Rising to a Crescendo

THE HYPOCRITICAL, NEUROTIC BELIEF SYSTEM OF THE SECULAR AGE! THAT IS ALSO WHY RULES ARE MADE TO BE BROKEN...or at least challenged.

Chris: Ok.

Keith: Did you know that Braveheart, aka William Wallace, was a giant of a man according to contemporary writers?

Chris: No.

Keith: Mel Gibson would be as tall as his broadsword, which I’ve seen at the William Wallace Memorial in Scotland. One writer said that he was able to run down and then dismount a rider from his horse by leaping on them....wonder what his fibre type distributions were like..?

Chris: So William Wallace would be a shot-put candidate?

Keith: Probably hammer throw as well. And discus. Contemporary descriptions of him “at work” have him slicing wide swathes through battlefields with his enormous broadsword. Imagine 6’7” and 19 stone of “pleasantly formed, wild-haired” super-athlete moving like a threshing machine, cutting through legs, arms , bodies ad nauseam and chopping off heads.

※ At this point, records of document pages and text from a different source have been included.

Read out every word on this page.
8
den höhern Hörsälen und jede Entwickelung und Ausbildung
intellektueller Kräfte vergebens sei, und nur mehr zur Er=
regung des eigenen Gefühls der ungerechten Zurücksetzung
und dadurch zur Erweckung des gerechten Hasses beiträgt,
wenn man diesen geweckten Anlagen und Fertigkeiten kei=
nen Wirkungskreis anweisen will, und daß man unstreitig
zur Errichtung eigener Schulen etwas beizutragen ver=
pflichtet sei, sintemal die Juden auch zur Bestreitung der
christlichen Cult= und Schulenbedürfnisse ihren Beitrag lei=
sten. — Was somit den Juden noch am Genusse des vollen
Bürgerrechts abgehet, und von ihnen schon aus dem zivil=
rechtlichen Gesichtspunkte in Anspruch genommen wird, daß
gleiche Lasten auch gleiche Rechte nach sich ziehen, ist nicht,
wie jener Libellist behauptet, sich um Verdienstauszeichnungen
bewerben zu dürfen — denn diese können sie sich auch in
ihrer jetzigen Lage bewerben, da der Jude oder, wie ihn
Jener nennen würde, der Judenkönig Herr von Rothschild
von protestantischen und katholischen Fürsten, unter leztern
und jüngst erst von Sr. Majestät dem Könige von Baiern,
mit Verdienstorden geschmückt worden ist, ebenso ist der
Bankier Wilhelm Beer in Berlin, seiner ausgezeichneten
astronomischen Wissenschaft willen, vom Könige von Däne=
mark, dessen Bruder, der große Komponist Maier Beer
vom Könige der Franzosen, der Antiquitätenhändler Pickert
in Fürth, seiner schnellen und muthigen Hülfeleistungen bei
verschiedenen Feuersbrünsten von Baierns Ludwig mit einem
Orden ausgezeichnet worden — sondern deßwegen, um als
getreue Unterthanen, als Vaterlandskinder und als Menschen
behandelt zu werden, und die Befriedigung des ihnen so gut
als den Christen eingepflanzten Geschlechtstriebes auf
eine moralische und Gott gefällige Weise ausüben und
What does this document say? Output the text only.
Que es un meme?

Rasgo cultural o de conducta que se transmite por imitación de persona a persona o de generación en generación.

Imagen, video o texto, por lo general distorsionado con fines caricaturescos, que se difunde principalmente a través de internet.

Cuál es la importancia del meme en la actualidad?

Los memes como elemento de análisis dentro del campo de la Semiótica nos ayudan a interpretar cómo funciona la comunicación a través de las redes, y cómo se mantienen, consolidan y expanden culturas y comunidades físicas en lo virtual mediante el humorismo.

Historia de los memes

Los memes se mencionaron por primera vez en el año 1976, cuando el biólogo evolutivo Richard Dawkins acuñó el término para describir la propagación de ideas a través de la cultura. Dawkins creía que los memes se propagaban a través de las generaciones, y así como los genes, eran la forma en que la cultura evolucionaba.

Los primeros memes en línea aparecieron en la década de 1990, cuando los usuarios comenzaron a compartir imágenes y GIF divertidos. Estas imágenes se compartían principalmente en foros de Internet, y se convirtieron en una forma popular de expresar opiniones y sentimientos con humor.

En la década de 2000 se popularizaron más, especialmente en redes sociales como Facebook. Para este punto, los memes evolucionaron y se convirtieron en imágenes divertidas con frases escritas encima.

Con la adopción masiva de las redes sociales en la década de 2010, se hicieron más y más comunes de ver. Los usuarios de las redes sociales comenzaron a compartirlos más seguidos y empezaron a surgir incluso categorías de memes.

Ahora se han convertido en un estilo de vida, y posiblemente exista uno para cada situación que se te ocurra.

Chris: Ok I always thought he was a small guy.

Keith: He was by all descriptions a very big guy, for those times and for these times. Funnily enough, now that you bring it up, thanks to the late ‘man mountain’ actor Fess Parker’s portrayals, Daniel Boone is often thought of as a “big man”, when he really wasn’t. I remember the song on the black and white TV we had in New Zealand...

Chris: Black and White, eh? You are dating yourself.

Singing Loud

“Daniel Boone was a man,
yes a BIG man,
with an eye like an eagle,
and as tall as a mountain was he!”

...all a load of BS! He was a very tough man, no doubt, but contemporary accounts of him have him as being about 5’10”, very stocky and very powerful, and very wide across the shoulders. He dispensed rough justice quite a bit; not quite the amiable giant on TV. He beat the living daylights out of a son-in-law who was knocking his daughter around, apparently, when he was getting quite old. How did we get here?

Chris: We were talking about fuel.

Keith: Right...

Chris: Before you carry on! Was it Peter Snell who first discovered that the fast twitch muscles are activated on a long run once you have depleted the glycogen stores, yes?

Keith: Dave Costill was the first scientist to adequately test and write it up I’d say. Lydiard was the first to discover its training effect. Snell was the pupil, not the teacher, on this one, but I daresay he has done some extensive work on this since. It’s all written up beautifully in my great book.

Chris: So again the secret to great training is that there is no secret. That steady, high mileage is the way to go. Can you think of anyone who has had good success on a low mileage regime?

Colin: Zero. You train the skills you need for the job. So the only way to get endurance is by training endurance.

Keith: None. Even Edwin Moses used to do 12-mile runs in his conditioning base. Usually over golf courses. He wasn’t a stupid man, was he? How many years was he supreme for? It is possible to do well with lowered mileages and appropriate intense work if there’s been an earlier background of higher mileage. Duncan MacDonald won several Honolulu marathons around the 2:14-5 mark, which is a good effort in that climate, and then switched down to track, with times like 13:14 5000m and 3:56 mile.